ARM64 With Linux 5.20 Improves Its Meltdown Mitigation KPTI Code

Written by Michael Larabel in Arm on 30 July 2022 at 06:18 AM EDT. Add A Comment
ARM
The 64-bit Arm (ARM64) architecture updates have already been sent in for Linux 5.20 ahead of the merge window formally opening.

Notable this cycle when it comes to the 64-bit Arm architecture code (ARM64 / AArch64) includes a "major rework" to its Kernel Page Table Isolation (KPTI) code that is used for mitigating the Meltdown mitigation on relevant Arm CPU cores. The major rework to the ARM64 KPTI code is described as "makes it both more maintainable and considerably faster in the cases where it is required...so that the MMU remains enabled and the boot time is no longer slowed to a crawl for systems which require the late remapping."
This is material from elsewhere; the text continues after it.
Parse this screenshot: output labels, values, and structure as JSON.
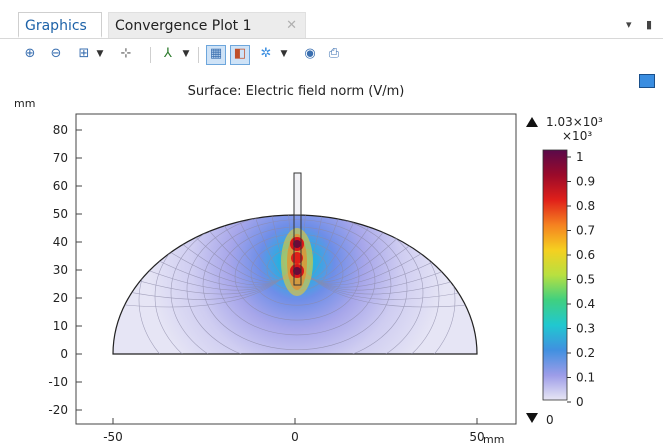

KPTI is used for mitigating the Meltdown vulnerability on relevant CPUs.


Other ARM64 changes for Linux 5.20 include adding some new CPU errata for newer Arm implementations, handling of machine check errors more gracefully, support for direct swapping of the 2MiB transparent huge-pages on systems without MTE, improvements to the layout of vDSO objects, support for optionally disabling SVE and SME extensions via the kernel command-line, and other clean-ups/improvements.

The full list of ARM64 feature changes destined for Linux 5.20 via this pull request now awaiting action by Linus Torvalds following the Linux 5.19 stable release tomorrow.